Consacré dans quatre catégories aux César 2019 – Meilleur scénario original, montage, actrice et, surtout, Meilleur film – Jusqu’à la garde nous avait déjà ébloui en 2017, lors de sa première projection publique dans le cadre du Festival des droits humains d’Amnesty International. Sous un angle réaliste et sans pathos, Xavier Legrand aborde dans ce film les violences intrafamiliales. Un thème qui habite sa carrière de jeune réalisateur, depuis le court métrage Avant que de tout perdre, récompensé lui aussi aux César et cité aux Oscars. Acteur de théâtre, il fait son entrée dans la cour des grands avec ce premier long métrage puissant et nécessaire, dont le message imprègne durablement.
Jusqu’à la garde. Un titre aussi incisif que la lame d’un sabre. Ici, il s’agit de l’obligation de se soumettre à l’autorité accordée par la loi à un parent abusif. En 2013, Avant que de tout perdre posait la première pierre de ce qui devait être une trilogie de courts métrages : la fuite, la garde et l’après. Legrand a montré la fuite de la famille, puis a préféré réunir ses deux derniers actes en un long métrage : Jusqu’à la garde. On y suit Miriam (Léa Drucker) et ses enfants, en retenant notre souffle pour savoir s’ils parviendront à échapper à leur tyran, le chef de famille, campé par Denis Ménochet.

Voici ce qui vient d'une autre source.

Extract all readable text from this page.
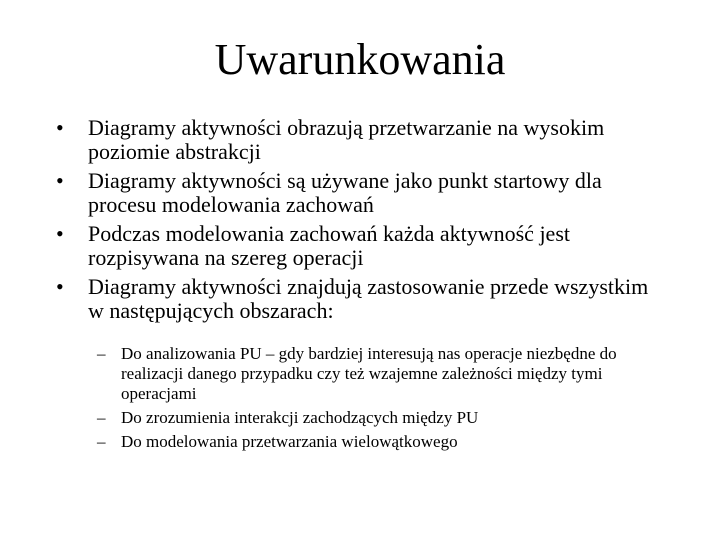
Uwarunkowania
•	Diagramy aktywności obrazują przetwarzanie na wysokim poziomie abstrakcji
•	Diagramy aktywności są używane jako punkt startowy dla procesu modelowania zachowań
•	Podczas modelowania zachowań każda aktywność jest rozpisywana na szereg operacji
•	Diagramy aktywności znajdują zastosowanie przede wszystkim w następujących obszarach:
– Do analizowania PU – gdy bardziej interesują nas operacje niezbędne do realizacji danego przypadku czy też wzajemne zależności między tymi operacjami
– Do zrozumienia interakcji zachodzących między PU
– Do modelowania przetwarzania wielowątkowego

Ceux qui connaissent la genèse d’une demi-heure percevront le long métrage à la lumière du passé accablant du père. Les néophytes sont invités, à l’instar de la juge de la scène d’ouverture devant statuer sur le droit de garde, à se positionner face au colosse au regard calme, presque doux. Cette attitude placide brillamment adoptée par Ménochet instaure un climat de tension permanent, qu’on retrouve dans le ton faussement détaché de la mère. Le propos du cinéaste, dénoncer une réalité occultée, devient rapidement évident. Avec la justesse des Dardenne et l’engagement d’un Ken Loach, Legrand entraîne alors le spectateur dans un drame social aux accents de thriller.
Cinéma vérité
Au cours de son travail préparatoire, le réalisateur a assisté à des groupes de paroles d’hommes violents, à une audience au tribunal et est allé au contact des victimes silencieuses. C’est pour leur donner la parole qu’il a écrit ce film et peut-être aussi parce que « le rôle du cinéma est de donner un visage », comme le soulignait Abbas Fahdel, parrain de la 8e édition du festival d’Amnesty International. À l’issue de la projection, des journalistes de Libération étaient conviés à faire part de « l’enquête sur le meurtre de masse des 220 femmes tuées par leur conjoint chaque année et ignorées par la société ». Une réalité glaçante, qui se détache des statistiques grâce à l’identification que permet le cinéma.
Jalonnant les moments d’une fragile banalité, les scènes violentes s’immiscent dans le film comme dans le quotidien de nos personnages. Les séquences dans lesquelles éclate l’expression de la fureur de « L’Autre » (comme l’appellent les enfants) sont magistrales. L’intensité de Jusqu’à la garde tient autant à la direction d’acteurs qu’à la mise en scène. Xavier Legrand a su diriger son jeune acteur, Thomas Gioria, pour qu’il soit le personnage-clé de son œuvre. Il est le seul petit nouveau de la famille car à l’exception de Julien le casting demeure inchangé, jusqu’au producteur Alexandre Gavras, qui faisait d’ailleurs un caméo dans le court métrage.
Portée universelle
Instructif, percutant, émouvant, Jusqu’à la garde ne peut laisser indifférent. Au-delà des violences conjugales, il s’attache aux violences familiales et à la mécanique implacable qui emprisonne les victimes dans l’omertà. Le réalisateur laisse le temps à la toile de se tisser, notamment à travers les seconds rôles, qui étoffent l’arc narratif des protagonistes. À la fois sensible et brutal, ce récit qui se déroule en coulisses de la société prend la forme d’un manifeste universel.
- Jusqu’à la garde, de Xavier Legrand, avec Léa Drucker, Denis Ménochet, Thomas Gioria et Mathilde Auneveux. Sortie le 7 février 2018.